When I talk to Catholics “of a certain age” who have either left the Church or wish to return to the Church of their childhood, the practice of abstaining from meat on Fridays—or more accurately the Church’s decision to abandon the practice—comes up with an interesting regularity as to one source of their dissatisfaction. (For those unfamiliar, Catholics used to abstain from meat every Friday of the year, not just during Lent, and it became a strong social marker of one’s identity as a Catholic as it brought us together for fish-frys and separated us from Protestants who did not follow the practice.) Longing for the days of old and disillusioned that the Church could just change what was considered a sin depending on how it felt, this devotional practice remains a point of contention for them.
Frankly, I find the issue to be very complicated and absolutely fascinating.
This week, I’d like to start with the video itself and expand on it. If you haven’t had a chance to watch this week’s Catholicism in Focus, placed above, take a minute to catch up on that before continuing. Don’t worry, I’ll wait.
Okay, great. What’d you think? Actually, no, nevermind. Moving on.
As I showed in the video, the Church did not abandon the practice, as some think, but actually sought to grow deeper in its penitential acts on Fridays by—get this—treating us like adults and letting us make decisions for ourselves! Instead of just “obeying the law of the Church,” Pope Paul VI wanted us to obey the law of our hearts, prayerfully listening to the Word of God and putting our faith into practice in a personal way. For a world that wants to personalize everything and only do things that we’re passionate about, he was ahead of his time.
There is also a sense that no matter what he did, all that was being changed was a discipline of the Church, the lowest level of Church teaching. To leave the Church because of or spend too much time complaining about a changed discipline suggests to me that many did not quite understand the teaching of the Church. This was not a radical move in which everything was now on the table and it was only a matter of days before Jesus was going to be declared “only human” or the Eucharist “just a symbol”; unlike Dogmas that cannot change and Doctrines that develop slowly over time, disciplines can and should change as our Church and world changes, ever reflecting the faith of the people in a current situation. In this case, the overall spirit of the Church remained the same, in continuity with the whole history of the Church. Only the specific practice changed.
Unfortunately, what resulted from this decision was not what he intended. For the most part, people just abandoned the practice altogether. As a result, there is definitely a sense that something has been lost in the process. While on paper it was both “fitting and right” to change the law, something the Pope had the authority to do and in the best interest of the faithful to help us grow deeper in Christ, one has to wonder if it was ultimately the right decision: although not free to choose the practice, at least people were doing something before, and in doing so, we formed a valuable corporate identity in the process. For better or for worse, there was an ethos to being Catholic prior to 1966, a common sense of identity through uniform practice. Sure, it may not have meant much to many people, just a law to be arbitrarily followed without much understanding of the reason, but it was something we did together. Through mutual submission to a common action, it formed something greater than oneself and brought people together.
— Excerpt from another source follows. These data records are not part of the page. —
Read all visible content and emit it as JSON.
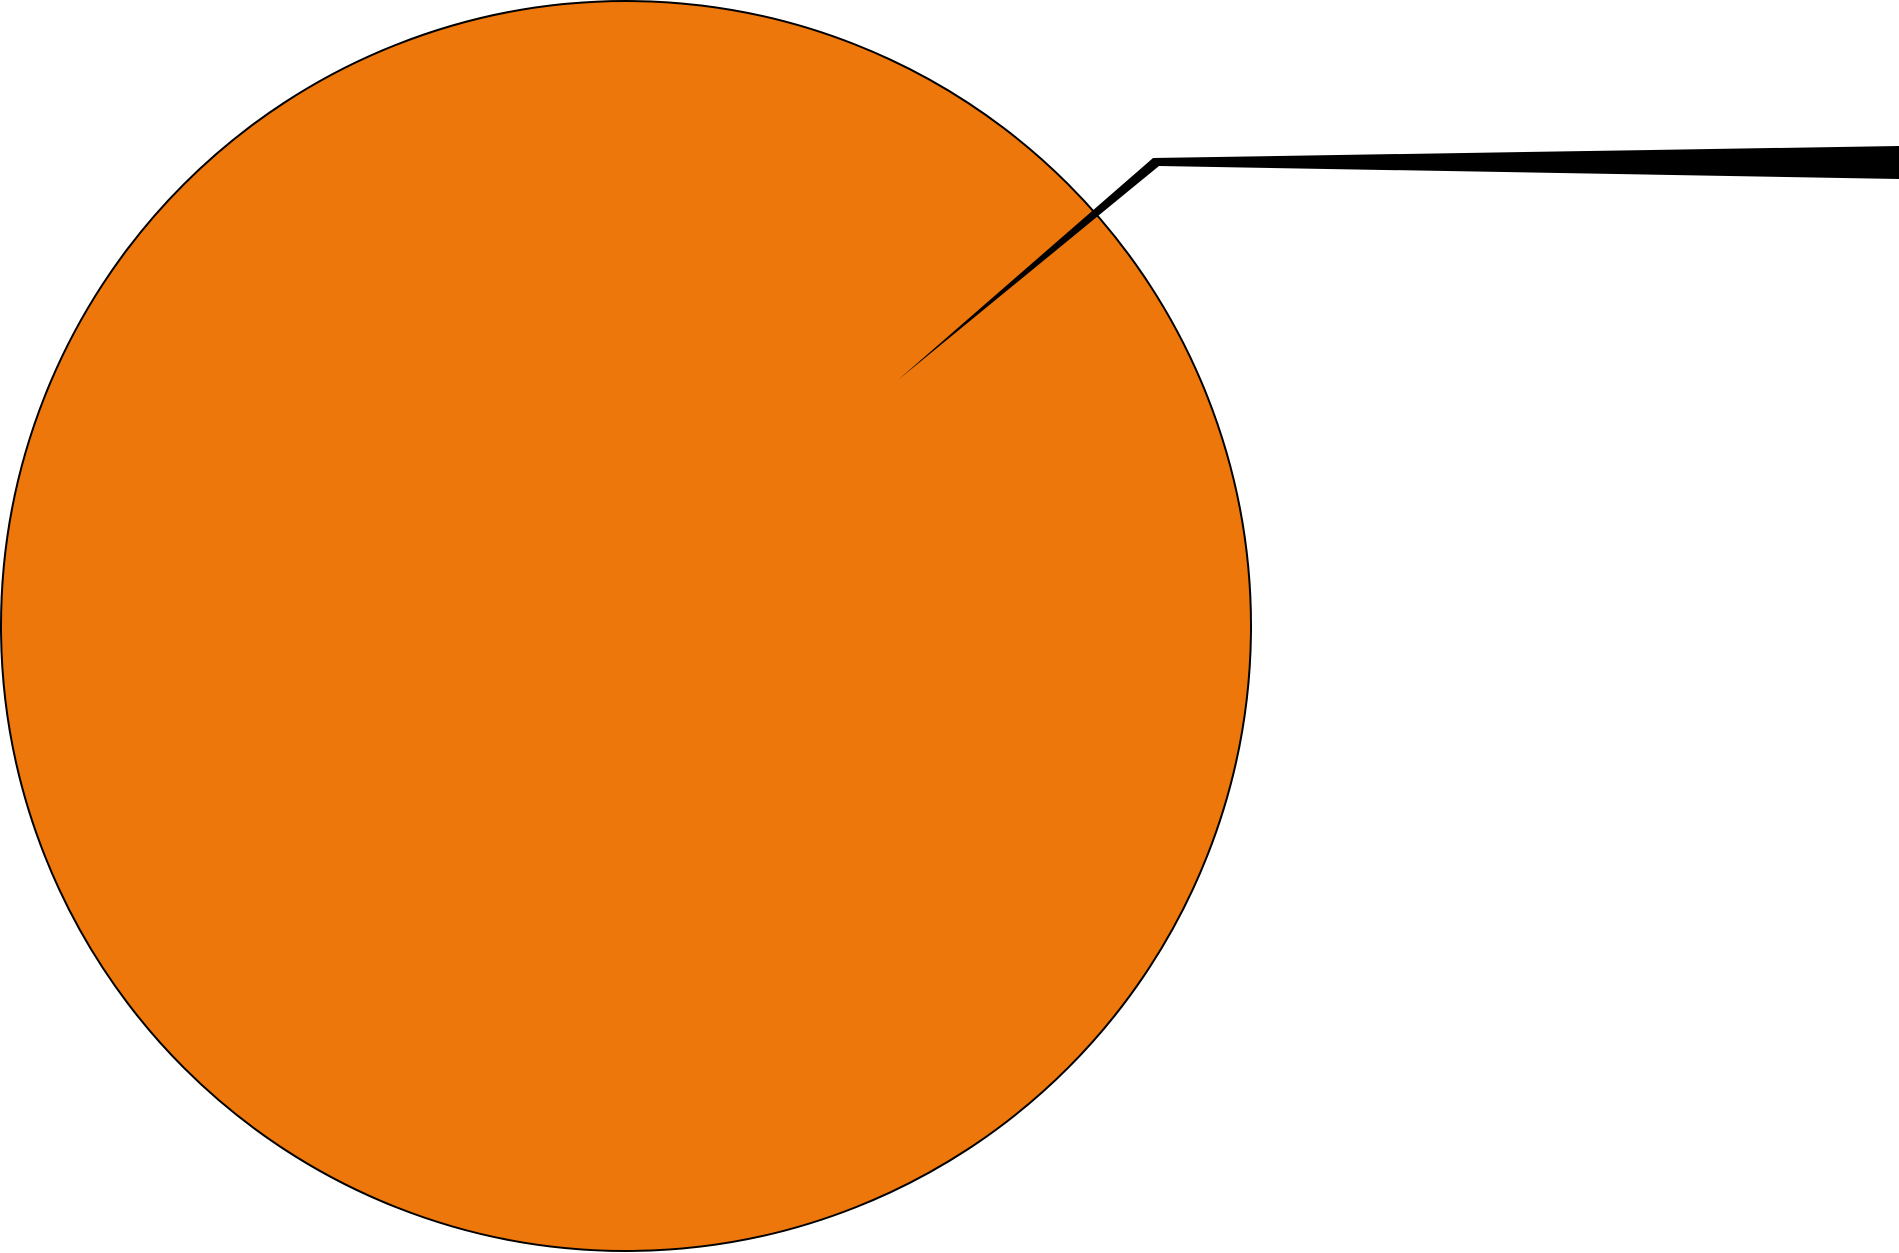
{
  "figure": {
    "circle_fill": "#EE770B",
    "outline_color": "#000000",
    "pointer_color": "#000000",
    "background": "#FFFFFF"
  }
}
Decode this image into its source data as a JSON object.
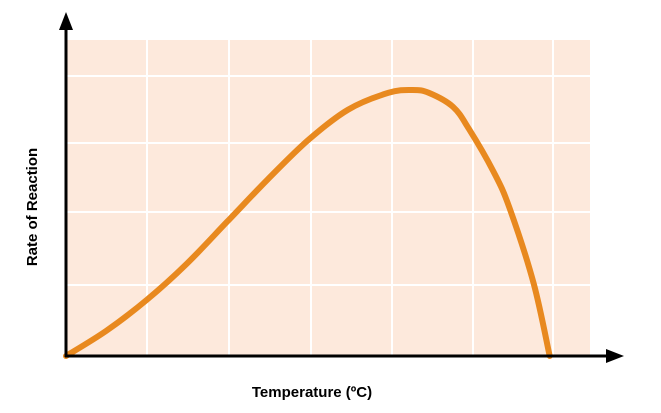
{
  "chart_data": {
    "type": "line",
    "title": "",
    "xlabel": "Temperature (ºC)",
    "ylabel": "Rate of Reaction",
    "xlim": [
      0,
      65
    ],
    "ylim": [
      0,
      100
    ],
    "grid": true,
    "x": [
      0,
      5,
      10,
      15,
      20,
      25,
      30,
      35,
      40,
      43,
      45,
      48,
      50,
      53,
      55,
      58,
      60
    ],
    "series": [
      {
        "values": [
          0,
          9,
          20,
          33,
          48,
          63,
          77,
          88,
          94,
          95,
          94,
          89,
          81,
          66,
          53,
          26,
          0
        ]
      }
    ],
    "colors": {
      "plot_background": "#fde9dc",
      "grid": "#ffffff",
      "line": "#e8891f",
      "axis": "#000000"
    }
  }
}
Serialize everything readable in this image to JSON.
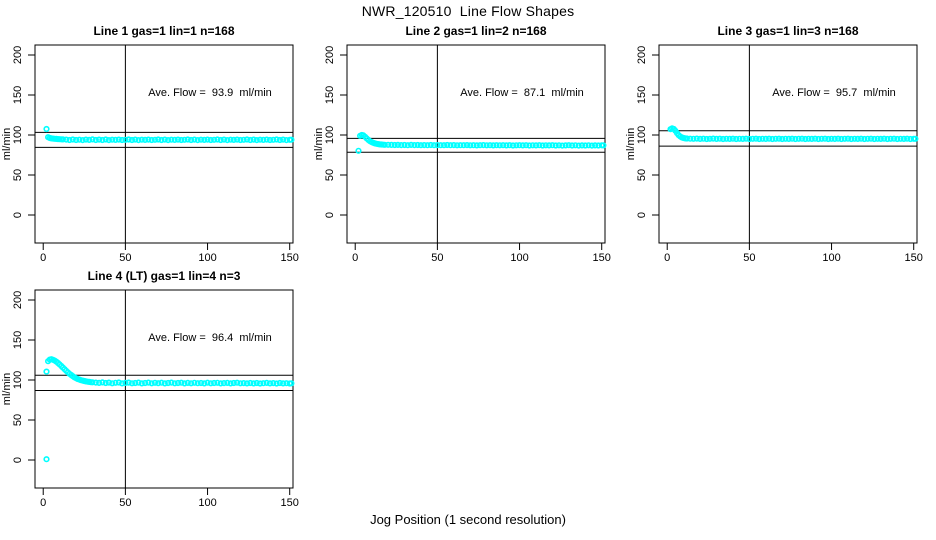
{
  "figure": {
    "main_title": "NWR_120510  Line Flow Shapes",
    "x_axis_label": "Jog Position (1 second resolution)"
  },
  "colors": {
    "point": "#00FFFF",
    "axis": "#000000",
    "background": "#FFFFFF"
  },
  "chart_data": [
    {
      "type": "scatter",
      "title": "Line 1 gas=1 lin=1 n=168",
      "annotation": "Ave. Flow =  93.9  ml/min",
      "ave_flow_ml_min": 93.9,
      "n": 168,
      "ylabel": "ml/min",
      "xlim": [
        -5,
        152
      ],
      "ylim": [
        -35,
        212.5
      ],
      "x_ticks": [
        0,
        50,
        100,
        150
      ],
      "y_ticks": [
        0,
        50,
        100,
        150,
        200
      ],
      "vline_x": 50,
      "hlines": [
        103.3,
        84.5
      ],
      "points": [
        [
          2,
          107.5
        ],
        [
          3,
          97.2
        ],
        [
          4,
          96.3
        ],
        [
          5,
          95.8
        ],
        [
          6,
          95.5
        ],
        [
          7,
          95.3
        ],
        [
          8,
          95.1
        ],
        [
          9,
          94.9
        ],
        [
          10,
          94.8
        ],
        [
          11,
          94.6
        ],
        [
          12,
          94.5
        ],
        [
          14,
          94.2
        ],
        [
          16,
          93.7
        ],
        [
          18,
          94.4
        ],
        [
          20,
          93.8
        ],
        [
          22,
          94.1
        ],
        [
          24,
          93.6
        ],
        [
          26,
          94.3
        ],
        [
          28,
          93.9
        ],
        [
          30,
          94.5
        ],
        [
          32,
          93.7
        ],
        [
          34,
          94.2
        ],
        [
          36,
          93.8
        ],
        [
          38,
          94.4
        ],
        [
          40,
          93.6
        ],
        [
          42,
          94.1
        ],
        [
          44,
          93.9
        ],
        [
          46,
          94.3
        ],
        [
          48,
          93.7
        ],
        [
          50,
          94.0
        ],
        [
          52,
          94.4
        ],
        [
          54,
          93.8
        ],
        [
          56,
          94.2
        ],
        [
          58,
          93.6
        ],
        [
          60,
          94.1
        ],
        [
          62,
          93.9
        ],
        [
          64,
          94.3
        ],
        [
          66,
          93.7
        ],
        [
          68,
          94.0
        ],
        [
          70,
          94.4
        ],
        [
          72,
          93.8
        ],
        [
          74,
          94.2
        ],
        [
          76,
          93.6
        ],
        [
          78,
          94.1
        ],
        [
          80,
          93.9
        ],
        [
          82,
          94.3
        ],
        [
          84,
          93.7
        ],
        [
          86,
          94.0
        ],
        [
          88,
          94.4
        ],
        [
          90,
          93.8
        ],
        [
          92,
          94.2
        ],
        [
          94,
          93.6
        ],
        [
          96,
          94.1
        ],
        [
          98,
          93.9
        ],
        [
          100,
          94.3
        ],
        [
          102,
          93.7
        ],
        [
          104,
          94.0
        ],
        [
          106,
          94.4
        ],
        [
          108,
          93.8
        ],
        [
          110,
          94.2
        ],
        [
          112,
          93.6
        ],
        [
          114,
          94.1
        ],
        [
          116,
          93.9
        ],
        [
          118,
          94.3
        ],
        [
          120,
          93.7
        ],
        [
          122,
          94.0
        ],
        [
          124,
          94.4
        ],
        [
          126,
          93.8
        ],
        [
          128,
          94.2
        ],
        [
          130,
          93.6
        ],
        [
          132,
          94.1
        ],
        [
          134,
          93.9
        ],
        [
          136,
          94.3
        ],
        [
          138,
          93.7
        ],
        [
          140,
          94.0
        ],
        [
          142,
          94.4
        ],
        [
          144,
          93.8
        ],
        [
          146,
          94.2
        ],
        [
          148,
          93.6
        ],
        [
          150,
          94.0
        ],
        [
          151,
          94.1
        ]
      ]
    },
    {
      "type": "scatter",
      "title": "Line 2 gas=1 lin=2 n=168",
      "annotation": "Ave. Flow =  87.1  ml/min",
      "ave_flow_ml_min": 87.1,
      "n": 168,
      "ylabel": "ml/min",
      "xlim": [
        -5,
        152
      ],
      "ylim": [
        -35,
        212.5
      ],
      "x_ticks": [
        0,
        50,
        100,
        150
      ],
      "y_ticks": [
        0,
        50,
        100,
        150,
        200
      ],
      "vline_x": 50,
      "hlines": [
        95.8,
        78.4
      ],
      "points": [
        [
          2,
          80.2
        ],
        [
          3,
          99.0
        ],
        [
          4,
          100.0
        ],
        [
          5,
          99.5
        ],
        [
          6,
          97.8
        ],
        [
          7,
          95.8
        ],
        [
          8,
          93.9
        ],
        [
          9,
          92.3
        ],
        [
          10,
          91.1
        ],
        [
          11,
          90.2
        ],
        [
          12,
          89.5
        ],
        [
          13,
          89.0
        ],
        [
          14,
          88.6
        ],
        [
          15,
          88.3
        ],
        [
          16,
          88.1
        ],
        [
          17,
          87.9
        ],
        [
          18,
          87.8
        ],
        [
          20,
          87.7
        ],
        [
          22,
          87.6
        ],
        [
          24,
          87.5
        ],
        [
          26,
          87.6
        ],
        [
          28,
          87.4
        ],
        [
          30,
          87.5
        ],
        [
          32,
          87.3
        ],
        [
          34,
          87.6
        ],
        [
          36,
          87.4
        ],
        [
          38,
          87.5
        ],
        [
          40,
          87.3
        ],
        [
          42,
          87.4
        ],
        [
          44,
          87.2
        ],
        [
          46,
          87.5
        ],
        [
          48,
          87.3
        ],
        [
          50,
          87.4
        ],
        [
          52,
          87.2
        ],
        [
          54,
          87.3
        ],
        [
          56,
          87.5
        ],
        [
          58,
          87.2
        ],
        [
          60,
          87.4
        ],
        [
          62,
          87.1
        ],
        [
          64,
          87.3
        ],
        [
          66,
          87.2
        ],
        [
          68,
          87.4
        ],
        [
          70,
          87.1
        ],
        [
          72,
          87.3
        ],
        [
          74,
          87.0
        ],
        [
          76,
          87.2
        ],
        [
          78,
          87.4
        ],
        [
          80,
          87.1
        ],
        [
          82,
          87.3
        ],
        [
          84,
          87.0
        ],
        [
          86,
          87.2
        ],
        [
          88,
          87.1
        ],
        [
          90,
          87.3
        ],
        [
          92,
          87.0
        ],
        [
          94,
          87.2
        ],
        [
          96,
          86.9
        ],
        [
          98,
          87.1
        ],
        [
          100,
          87.3
        ],
        [
          102,
          87.0
        ],
        [
          104,
          87.2
        ],
        [
          106,
          86.9
        ],
        [
          108,
          87.1
        ],
        [
          110,
          87.0
        ],
        [
          112,
          87.2
        ],
        [
          114,
          86.9
        ],
        [
          116,
          87.1
        ],
        [
          118,
          87.0
        ],
        [
          120,
          87.2
        ],
        [
          122,
          86.9
        ],
        [
          124,
          87.1
        ],
        [
          126,
          86.8
        ],
        [
          128,
          87.0
        ],
        [
          130,
          87.2
        ],
        [
          132,
          86.9
        ],
        [
          134,
          87.1
        ],
        [
          136,
          86.8
        ],
        [
          138,
          87.0
        ],
        [
          140,
          86.9
        ],
        [
          142,
          87.1
        ],
        [
          144,
          86.8
        ],
        [
          146,
          87.0
        ],
        [
          148,
          86.9
        ],
        [
          150,
          87.1
        ],
        [
          151,
          87.0
        ]
      ]
    },
    {
      "type": "scatter",
      "title": "Line 3 gas=1 lin=3 n=168",
      "annotation": "Ave. Flow =  95.7  ml/min",
      "ave_flow_ml_min": 95.7,
      "n": 168,
      "ylabel": "ml/min",
      "xlim": [
        -5,
        152
      ],
      "ylim": [
        -35,
        212.5
      ],
      "x_ticks": [
        0,
        50,
        100,
        150
      ],
      "y_ticks": [
        0,
        50,
        100,
        150,
        200
      ],
      "vline_x": 50,
      "hlines": [
        105.3,
        86.1
      ],
      "points": [
        [
          2,
          107.3
        ],
        [
          3,
          108.2
        ],
        [
          4,
          107.5
        ],
        [
          5,
          105.2
        ],
        [
          6,
          102.3
        ],
        [
          7,
          99.7
        ],
        [
          8,
          98.0
        ],
        [
          9,
          96.9
        ],
        [
          10,
          96.2
        ],
        [
          11,
          95.8
        ],
        [
          12,
          95.6
        ],
        [
          14,
          95.4
        ],
        [
          16,
          95.2
        ],
        [
          18,
          95.5
        ],
        [
          20,
          95.1
        ],
        [
          22,
          95.4
        ],
        [
          24,
          95.0
        ],
        [
          26,
          95.3
        ],
        [
          28,
          95.5
        ],
        [
          30,
          95.1
        ],
        [
          32,
          95.4
        ],
        [
          34,
          95.0
        ],
        [
          36,
          95.3
        ],
        [
          38,
          95.1
        ],
        [
          40,
          95.4
        ],
        [
          42,
          95.0
        ],
        [
          44,
          95.3
        ],
        [
          46,
          95.1
        ],
        [
          48,
          95.4
        ],
        [
          50,
          95.0
        ],
        [
          52,
          95.2
        ],
        [
          54,
          95.4
        ],
        [
          56,
          95.0
        ],
        [
          58,
          95.3
        ],
        [
          60,
          95.1
        ],
        [
          62,
          95.4
        ],
        [
          64,
          95.0
        ],
        [
          66,
          95.2
        ],
        [
          68,
          95.4
        ],
        [
          70,
          95.0
        ],
        [
          72,
          95.3
        ],
        [
          74,
          95.1
        ],
        [
          76,
          95.4
        ],
        [
          78,
          95.0
        ],
        [
          80,
          95.2
        ],
        [
          82,
          95.4
        ],
        [
          84,
          95.0
        ],
        [
          86,
          95.3
        ],
        [
          88,
          95.1
        ],
        [
          90,
          95.4
        ],
        [
          92,
          95.0
        ],
        [
          94,
          95.2
        ],
        [
          96,
          95.4
        ],
        [
          98,
          95.0
        ],
        [
          100,
          95.3
        ],
        [
          102,
          95.1
        ],
        [
          104,
          95.4
        ],
        [
          106,
          95.0
        ],
        [
          108,
          95.2
        ],
        [
          110,
          95.4
        ],
        [
          112,
          95.0
        ],
        [
          114,
          95.3
        ],
        [
          116,
          95.1
        ],
        [
          118,
          95.4
        ],
        [
          120,
          95.0
        ],
        [
          122,
          95.2
        ],
        [
          124,
          95.4
        ],
        [
          126,
          95.0
        ],
        [
          128,
          95.3
        ],
        [
          130,
          95.1
        ],
        [
          132,
          95.4
        ],
        [
          134,
          95.0
        ],
        [
          136,
          95.2
        ],
        [
          138,
          95.4
        ],
        [
          140,
          95.0
        ],
        [
          142,
          95.3
        ],
        [
          144,
          95.1
        ],
        [
          146,
          95.4
        ],
        [
          148,
          95.0
        ],
        [
          150,
          95.2
        ],
        [
          151,
          95.3
        ]
      ]
    },
    {
      "type": "scatter",
      "title": "Line 4 (LT) gas=1 lin=4 n=3",
      "annotation": "Ave. Flow =  96.4  ml/min",
      "ave_flow_ml_min": 96.4,
      "n": 3,
      "ylabel": "ml/min",
      "xlim": [
        -5,
        152
      ],
      "ylim": [
        -35,
        212.5
      ],
      "x_ticks": [
        0,
        50,
        100,
        150
      ],
      "y_ticks": [
        0,
        50,
        100,
        150,
        200
      ],
      "vline_x": 50,
      "hlines": [
        106.0,
        86.8
      ],
      "points": [
        [
          2,
          1.0
        ],
        [
          2,
          110.5
        ],
        [
          3,
          123.5
        ],
        [
          4,
          125.5
        ],
        [
          5,
          126.0
        ],
        [
          6,
          125.3
        ],
        [
          7,
          124.3
        ],
        [
          8,
          122.9
        ],
        [
          9,
          121.3
        ],
        [
          10,
          119.5
        ],
        [
          11,
          117.5
        ],
        [
          12,
          115.5
        ],
        [
          13,
          113.5
        ],
        [
          14,
          111.5
        ],
        [
          15,
          109.6
        ],
        [
          16,
          107.8
        ],
        [
          17,
          106.2
        ],
        [
          18,
          104.7
        ],
        [
          19,
          103.4
        ],
        [
          20,
          102.3
        ],
        [
          21,
          101.3
        ],
        [
          22,
          100.5
        ],
        [
          23,
          99.8
        ],
        [
          24,
          99.2
        ],
        [
          25,
          98.7
        ],
        [
          26,
          98.3
        ],
        [
          27,
          97.9
        ],
        [
          28,
          97.6
        ],
        [
          29,
          97.3
        ],
        [
          30,
          97.1
        ],
        [
          32,
          96.8
        ],
        [
          34,
          96.4
        ],
        [
          36,
          97.0
        ],
        [
          38,
          96.2
        ],
        [
          40,
          96.7
        ],
        [
          42,
          95.9
        ],
        [
          44,
          96.5
        ],
        [
          46,
          96.9
        ],
        [
          48,
          95.8
        ],
        [
          50,
          96.4
        ],
        [
          52,
          96.8
        ],
        [
          54,
          95.9
        ],
        [
          56,
          96.3
        ],
        [
          58,
          96.7
        ],
        [
          60,
          95.8
        ],
        [
          62,
          96.2
        ],
        [
          64,
          96.8
        ],
        [
          66,
          95.9
        ],
        [
          68,
          96.5
        ],
        [
          70,
          96.0
        ],
        [
          72,
          96.6
        ],
        [
          74,
          95.8
        ],
        [
          76,
          96.3
        ],
        [
          78,
          96.7
        ],
        [
          80,
          95.9
        ],
        [
          82,
          96.2
        ],
        [
          84,
          96.6
        ],
        [
          86,
          95.8
        ],
        [
          88,
          96.4
        ],
        [
          90,
          95.9
        ],
        [
          92,
          96.5
        ],
        [
          94,
          96.0
        ],
        [
          96,
          96.3
        ],
        [
          98,
          95.8
        ],
        [
          100,
          96.6
        ],
        [
          102,
          95.9
        ],
        [
          104,
          96.2
        ],
        [
          106,
          96.5
        ],
        [
          108,
          95.8
        ],
        [
          110,
          96.1
        ],
        [
          112,
          96.4
        ],
        [
          114,
          95.8
        ],
        [
          116,
          96.2
        ],
        [
          118,
          96.6
        ],
        [
          120,
          95.9
        ],
        [
          122,
          96.1
        ],
        [
          124,
          95.7
        ],
        [
          126,
          96.3
        ],
        [
          128,
          95.8
        ],
        [
          130,
          96.2
        ],
        [
          132,
          95.6
        ],
        [
          134,
          96.0
        ],
        [
          136,
          96.4
        ],
        [
          138,
          95.7
        ],
        [
          140,
          96.1
        ],
        [
          142,
          95.6
        ],
        [
          144,
          96.2
        ],
        [
          146,
          95.8
        ],
        [
          148,
          96.0
        ],
        [
          150,
          95.6
        ],
        [
          151,
          95.9
        ]
      ]
    }
  ]
}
Ultimately, this is what our Sunday worship is supposed to do, so it is not as if we no longer have a corporate identity at all. And doing something that is meaningless or even detrimental to one’s faith in the name of community is not spiritually beneficial. But it does raise an interesting question: might we have lost something in the process worth recapturing? In the search for more personal meaning, might we have sacrificed the equally important sense of togetherness? I’m not suggesting that we return to the practices of 1965 or that we arbitrarily impose new rules on the faithful just so we can do something together. I’ve been through novitiate… I know that that doesn’t always go well. But I am suggesting that we take this issue seriously. Let’s recognize that something truly was lost in 1966, and make sure that it was not lost in vain. Our practice may have changed, but the Tradition that guides it has not. Maybe this Friday will be the week that we take up our crosses again. Maybe we’ll even come together with a friend or in groups to do something together.